Sobre a linguagem imagética de Carson
Eu tou lendo um ensaio da Carson (http://artandcrap.com/ensayos/anne-carson-variations-on-the-right-to-remain-silent/…) e acho que talvez seja possível ler a obra dela a partir do paradigma que ela elabora na leitura do Fedro no Eros, the bittersweet. Esse esforço de crescer asas na alma para vislumbrar [o real].
Eu sempre senti que ela pensa muito por imagens. Ela tem uma coisa com imagens que eu tenho dificuldade em conseguir exprimir. Nos textos teóricos é como se ela conseguisse produzir as sensações dos pensamentos simultaneamente às elaborações conceituais.
Mas nos textos não teóricos ela ainda parece estar preocupada com o que ela pensa mas abdicando um pouco mais da intermediação do sentido em nome da produção do pensamento por meio dos afetos e percepções geradas por uma imagem. O que é isso? Acho que é a ‘língua dos deuses’.
Ela consegue mobilizar imagens que produzem uma espécie de ascendência, a realidade vai ganhando mais sentido (se aproxima da “darkling vision”, pra usar a tradução da Rosemary Desjardins), mas a custo de produzir no próprio processo de ascenção uma espécie de bifurcação.
É como se você não conseguisse conciliar simultaneamente as duas perspectivas. O artifício que geram os afetos e as sensações de um pensamento (de um conhecimento [do real]) e, na outra perspectiva, os próprios afetos e sensações gerados, a experiência desses afetos e sensações.

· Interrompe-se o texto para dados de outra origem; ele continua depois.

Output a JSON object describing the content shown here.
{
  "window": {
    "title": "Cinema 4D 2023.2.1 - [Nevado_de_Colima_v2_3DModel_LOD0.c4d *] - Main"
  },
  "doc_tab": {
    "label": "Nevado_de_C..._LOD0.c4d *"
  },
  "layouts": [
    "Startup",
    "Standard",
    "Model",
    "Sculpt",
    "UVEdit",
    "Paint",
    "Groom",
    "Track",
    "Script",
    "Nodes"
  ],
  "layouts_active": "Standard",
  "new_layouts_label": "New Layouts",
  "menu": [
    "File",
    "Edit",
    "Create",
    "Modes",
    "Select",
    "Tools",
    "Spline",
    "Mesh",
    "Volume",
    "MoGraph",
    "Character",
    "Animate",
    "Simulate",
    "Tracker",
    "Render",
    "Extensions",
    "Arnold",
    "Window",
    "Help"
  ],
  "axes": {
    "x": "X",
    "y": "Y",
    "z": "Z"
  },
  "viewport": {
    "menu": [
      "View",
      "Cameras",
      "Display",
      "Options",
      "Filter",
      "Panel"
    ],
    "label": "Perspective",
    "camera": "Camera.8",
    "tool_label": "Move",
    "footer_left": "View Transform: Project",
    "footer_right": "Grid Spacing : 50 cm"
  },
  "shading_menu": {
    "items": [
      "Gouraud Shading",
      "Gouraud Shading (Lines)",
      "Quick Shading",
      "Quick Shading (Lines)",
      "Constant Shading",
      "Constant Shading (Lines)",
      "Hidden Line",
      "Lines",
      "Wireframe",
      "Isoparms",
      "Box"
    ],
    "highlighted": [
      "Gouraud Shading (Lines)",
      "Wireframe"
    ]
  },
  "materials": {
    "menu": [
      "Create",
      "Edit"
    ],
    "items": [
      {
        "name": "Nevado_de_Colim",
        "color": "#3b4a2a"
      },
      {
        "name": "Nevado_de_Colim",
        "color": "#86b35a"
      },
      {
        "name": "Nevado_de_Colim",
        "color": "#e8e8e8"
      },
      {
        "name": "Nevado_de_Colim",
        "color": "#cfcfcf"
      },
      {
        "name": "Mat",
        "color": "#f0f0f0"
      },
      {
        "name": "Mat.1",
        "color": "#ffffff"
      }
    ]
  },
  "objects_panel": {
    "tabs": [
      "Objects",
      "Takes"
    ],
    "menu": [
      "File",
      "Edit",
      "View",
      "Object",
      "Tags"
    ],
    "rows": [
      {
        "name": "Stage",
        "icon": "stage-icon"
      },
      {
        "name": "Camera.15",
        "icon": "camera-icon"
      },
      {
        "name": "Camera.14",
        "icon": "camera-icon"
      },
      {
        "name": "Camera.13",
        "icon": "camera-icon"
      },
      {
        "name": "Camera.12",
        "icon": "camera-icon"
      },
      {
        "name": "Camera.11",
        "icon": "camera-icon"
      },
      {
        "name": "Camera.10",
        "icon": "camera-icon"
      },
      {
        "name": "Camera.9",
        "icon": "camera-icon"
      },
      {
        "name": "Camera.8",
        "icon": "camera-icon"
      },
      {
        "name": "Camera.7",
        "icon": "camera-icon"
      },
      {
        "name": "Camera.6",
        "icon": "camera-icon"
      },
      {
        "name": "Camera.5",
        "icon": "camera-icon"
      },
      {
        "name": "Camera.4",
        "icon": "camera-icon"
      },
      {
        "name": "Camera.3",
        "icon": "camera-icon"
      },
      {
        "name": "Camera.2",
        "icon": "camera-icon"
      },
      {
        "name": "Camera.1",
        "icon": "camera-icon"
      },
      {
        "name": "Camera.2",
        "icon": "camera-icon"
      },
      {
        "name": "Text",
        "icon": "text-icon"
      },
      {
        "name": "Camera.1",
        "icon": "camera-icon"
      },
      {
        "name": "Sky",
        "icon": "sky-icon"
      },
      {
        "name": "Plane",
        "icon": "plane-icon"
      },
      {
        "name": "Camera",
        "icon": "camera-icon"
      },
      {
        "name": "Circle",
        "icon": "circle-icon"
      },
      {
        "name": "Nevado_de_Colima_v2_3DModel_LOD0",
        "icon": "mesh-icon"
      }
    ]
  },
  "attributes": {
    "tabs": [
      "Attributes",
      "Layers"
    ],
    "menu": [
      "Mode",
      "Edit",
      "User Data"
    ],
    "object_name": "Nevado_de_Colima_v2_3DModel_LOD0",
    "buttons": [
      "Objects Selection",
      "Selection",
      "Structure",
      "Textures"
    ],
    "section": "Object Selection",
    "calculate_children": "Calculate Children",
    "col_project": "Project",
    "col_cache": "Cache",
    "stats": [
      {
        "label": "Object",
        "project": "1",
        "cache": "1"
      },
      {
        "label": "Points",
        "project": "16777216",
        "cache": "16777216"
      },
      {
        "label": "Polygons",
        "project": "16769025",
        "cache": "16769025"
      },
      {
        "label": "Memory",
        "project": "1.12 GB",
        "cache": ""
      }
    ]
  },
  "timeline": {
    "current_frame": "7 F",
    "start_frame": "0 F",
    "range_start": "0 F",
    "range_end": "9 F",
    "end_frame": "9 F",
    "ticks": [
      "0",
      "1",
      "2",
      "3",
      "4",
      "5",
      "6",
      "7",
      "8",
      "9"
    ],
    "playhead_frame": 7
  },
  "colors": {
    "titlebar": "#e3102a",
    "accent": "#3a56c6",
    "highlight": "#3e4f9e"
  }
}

Aí que entraria essa linguagem dos deuses, que, como ela diz no Eros, “nos diz mais sobre a verdade [do objeto], pois nos diz não apenas como o [objeto] deve ser nomeado, como também porque.” Mas enquanto seres finitos, essa linguagem só aparece pra nós de modo visível mas opaco.
Pelo menos a sensação que eu sinto quando eu leio os textos dela é um pouco essa. Eu sinto que algo tá acontecendo. Vejo que ela tá construindo imagens, mas há uma espécie de distância (seria o caráter ‘dos deuses’ da linguagem) que me impede de compreender mas não de sentir.